Time for an economic course change

President Obama has been in office for nine months, and the Democrat-led Congress approved his $787 billion economic recovery program eight months ago. In the ensuing months, the president and Congress have spent $1.4 trillion more than the government received in revenues. Two of the nation’s oldest and biggest corporations – General Motors and Chrysler – have been effectively nationalized, as have most of the largest banking institutions. And legislation to put two more major economic sectors – health care and energy – under federal supervision is being moved steadily forward toward passage. Yet unemployment in October reached the highest level since 1983, 10.2 percent, and the total number of jobs lost under Obama and the Democratic Congress now stands at more than 2.7 million. Finally, as The Examiner‘s Irwin Stelzer noted in his Friday column, instead of investing in new jobs, corporations have been hoarding money. The value of their cash reserves has surged past $1 trillion to 11 percent of assets, compared with barely 8 percent a year ago. That is effectively a no-confidence vote by the business community.

The economic policies put in place by Obama and Congress have failed for at least three reasons. First, as the Heritage Foundation’s Brian Riedl argues, the White House claim that the recovery funds spent since February account for significant numbers of jobs “saved or created” is a denial of economic reality: “The White House is telling us that adding $200 billion to one part of the economy created/saved 650,000 jobs, but removing $200 billion from another part of the economy has not cost a single job.”

Second, it quickly became evident within hours of the White House claiming those 650,000 jobs that the numbers behind that figure were wildly unrealistic, if not outright fraudulent. Reporting by the Associated Press, Chicago Tribune, Milwaukee Journal-Sentinel and other news organizations found multiple examples of double-counting, counting raises as jobs saved, and miraculously saving jobs that don’t exist. In the latter category, for example, the White House claimed that stimulus funds had saved 473 teacher jobs in a North Chicago district. “Problem is,” the Tribune reported, “the district only employs 290 teachers.”

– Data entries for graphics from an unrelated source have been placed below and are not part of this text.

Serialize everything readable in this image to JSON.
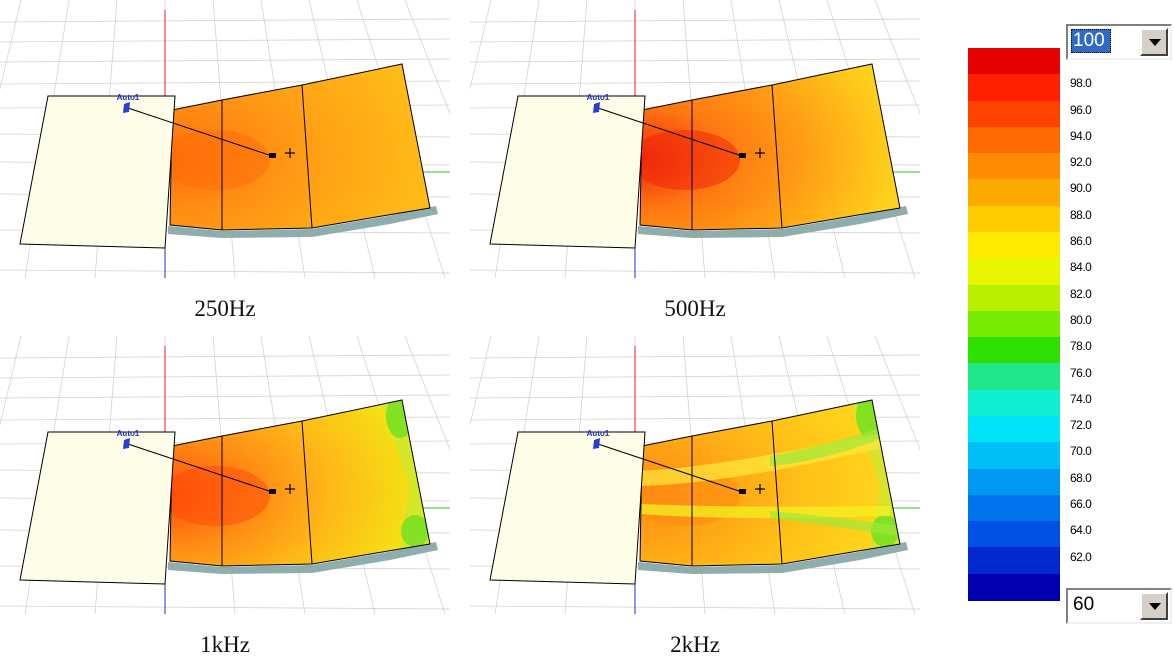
{
  "panels": [
    {
      "id": "p250",
      "label": "250Hz",
      "marker": "Auto1"
    },
    {
      "id": "p500",
      "label": "500Hz",
      "marker": "Auto1"
    },
    {
      "id": "p1k",
      "label": "1kHz",
      "marker": "Auto1"
    },
    {
      "id": "p2k",
      "label": "2kHz",
      "marker": "Auto1"
    }
  ],
  "scale": {
    "max_select": {
      "value": "100"
    },
    "min_select": {
      "value": "60"
    },
    "ticks": [
      "98.0",
      "96.0",
      "94.0",
      "92.0",
      "90.0",
      "88.0",
      "86.0",
      "84.0",
      "82.0",
      "80.0",
      "78.0",
      "76.0",
      "74.0",
      "72.0",
      "70.0",
      "68.0",
      "66.0",
      "64.0",
      "62.0"
    ],
    "colors": [
      "#e60000",
      "#ff2000",
      "#ff4200",
      "#ff6a00",
      "#ff8c00",
      "#ffaa00",
      "#ffcc00",
      "#ffea00",
      "#e8f500",
      "#b8f000",
      "#78ec00",
      "#2ee000",
      "#20e888",
      "#10f0d0",
      "#00e4f8",
      "#00c0f8",
      "#0098f0",
      "#0074ec",
      "#0050e4",
      "#0028d0",
      "#0000b0"
    ]
  }
}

Finally, the rush to pass health care reform is generating massive uncertainty, even fear, about the future. Small-business men, for example, whose firms create three-fourths of all new jobs, know they are likely to be hit with a health care reform payroll tax of up to 6 percent if they don’t fund at least 72.5 percent of each employee’s insurance coverage. But there is no way to know whether the insurance will be affordable after health care reform passes. So they aren’t hiring new employees now and they aren’t investing in new ventures. That’s a prescription for economic stagnation.